3

I want to implement the autoencoder (to be exact stacked convolutional autoencoder)

here I'd like to pretrain each layer first and then fine-tuning

So I created variables for weight of each layer

ex. W_1 = tf.Variable(initial_value, name,trainable=True etc) for first layer

and I pretrained W_1 of first layer

Then I want to pretrain weight of second layer (W_2)

Here I should use W_1 for calculating input of second layer.

However W_1 is trainable so if I use W_1 directly then tensorflow may train W_1 together.
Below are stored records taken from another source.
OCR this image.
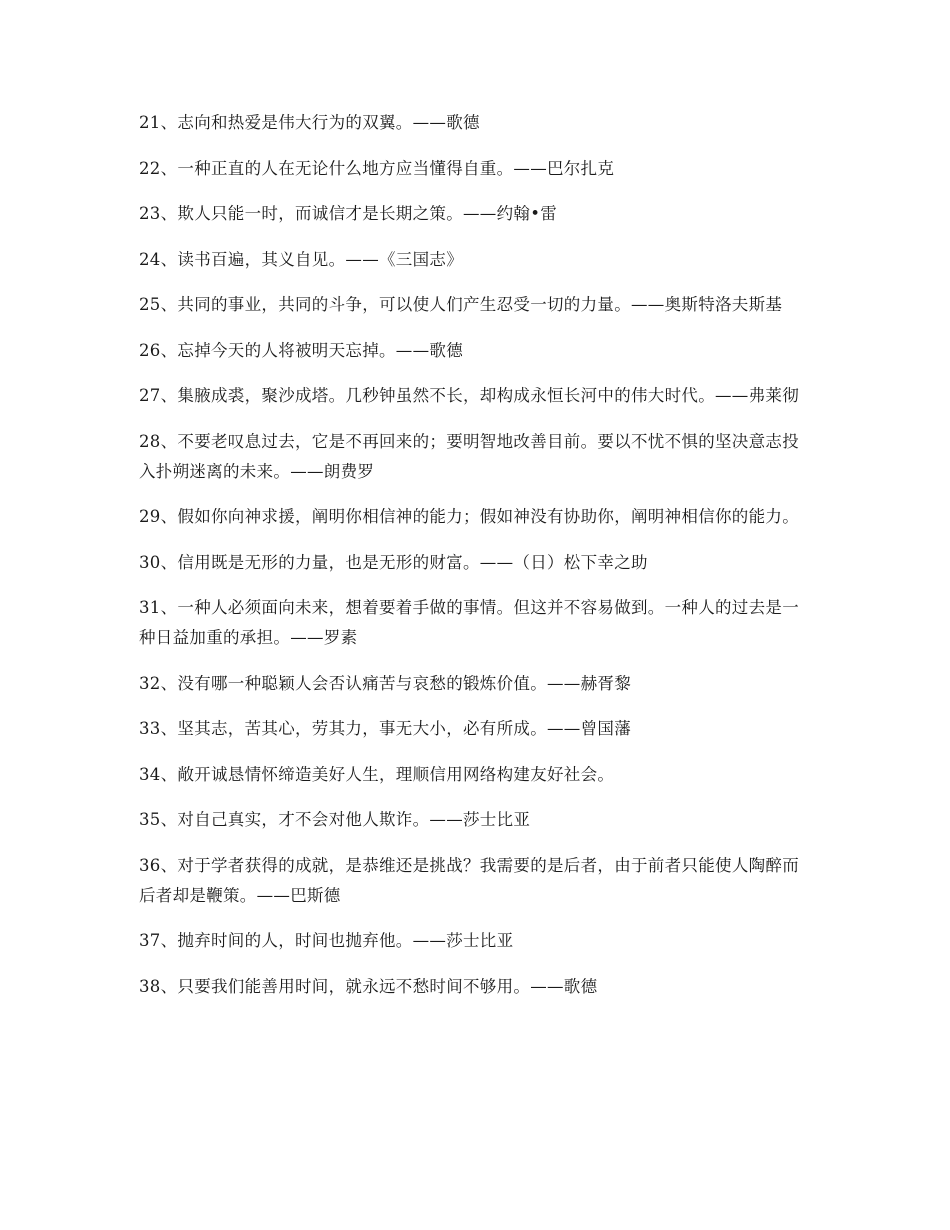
21、志向和热爱是伟大行为的双翼。——歌德

22、一种正直的人在无论什么地方应当懂得自重。——巴尔扎克

23、欺人只能一时，而诚信才是长期之策。——约翰•雷

24、读书百遍，其义自见。——《三国志》

25、共同的事业，共同的斗争，可以使人们产生忍受一切的力量。——奥斯特洛夫斯基

26、忘掉今天的人将被明天忘掉。——歌德

27、集腋成裘，聚沙成塔。几秒钟虽然不长，却构成永恒长河中的伟大时代。——弗莱彻

28、不要老叹息过去，它是不再回来的；要明智地改善目前。要以不忧不惧的坚决意志投入扑朔迷离的未来。——朗费罗

29、假如你向神求援，阐明你相信神的能力；假如神没有协助你，阐明神相信你的能力。

30、信用既是无形的力量，也是无形的财富。——（日）松下幸之助

31、一种人必须面向未来，想着要着手做的事情。但这并不容易做到。一种人的过去是一种日益加重的承担。——罗素

32、没有哪一种聪颖人会否认痛苦与哀愁的锻炼价值。——赫胥黎

33、坚其志，苦其心，劳其力，事无大小，必有所成。——曾国藩

34、敞开诚恳情怀缔造美好人生，理顺信用网络构建友好社会。

35、对自己真实，才不会对他人欺诈。——莎士比亚

36、对于学者获得的成就，是恭维还是挑战？我需要的是后者，由于前者只能使人陶醉而后者却是鞭策。——巴斯德

37、抛弃时间的人，时间也抛弃他。——莎士比亚

38、只要我们能善用时间，就永远不愁时间不够用。——歌德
So I should create W_1_out that keep value of W_1 but not trainable

To be honest I tried to modify code of this site

https://github.com/cmgreen210/TensorFlowDeepAutoencoder/blob/master/code/ae/autoencoder.py

At line 102 it creates variable by following code

self[name_w + "_fixed"] = tf.Variable(tf.identity(self[name_w]),
                                            name=name_w + "_fixed",
                                            trainable=False)

However it calls error cause it use uninitialized value

How should I do to copy variable but make it not trainable to pretrain next layers??

Jaeyoon Yoo
  • 171
  • 1
  • 2
  • 9
  • See [enter link description here](https://stackoverflow.com/questions/37326002/tensorflow-get-variable-change-shared-variable-trainable-to-false) – educob Jun 06 '16 at 12:43

1 Answers1

3

Not sure if still relevant, but I'll try anyway.

Generally, what I do in a situation like that is the following:

  • Populate the (default) graph according to the model you are building, e.g. for the first training step just create the first convolutional layer W1 you mention. When you train the first layer you can store the saved model once training is finished, then reload it and add the ops required for the second layer W2. Or you can just build the whole graph for W1 from scratch again directly in the code and then add the ops for W2.

  • If you are using the restore mechanism provided by Tensorflow, you will have the advantage that the weights for W1 are already the pre-trained ones. If you don't use the restore mechanism, you will have to set the W1 weights manually, e.g. by doing something shown in the snippet further below.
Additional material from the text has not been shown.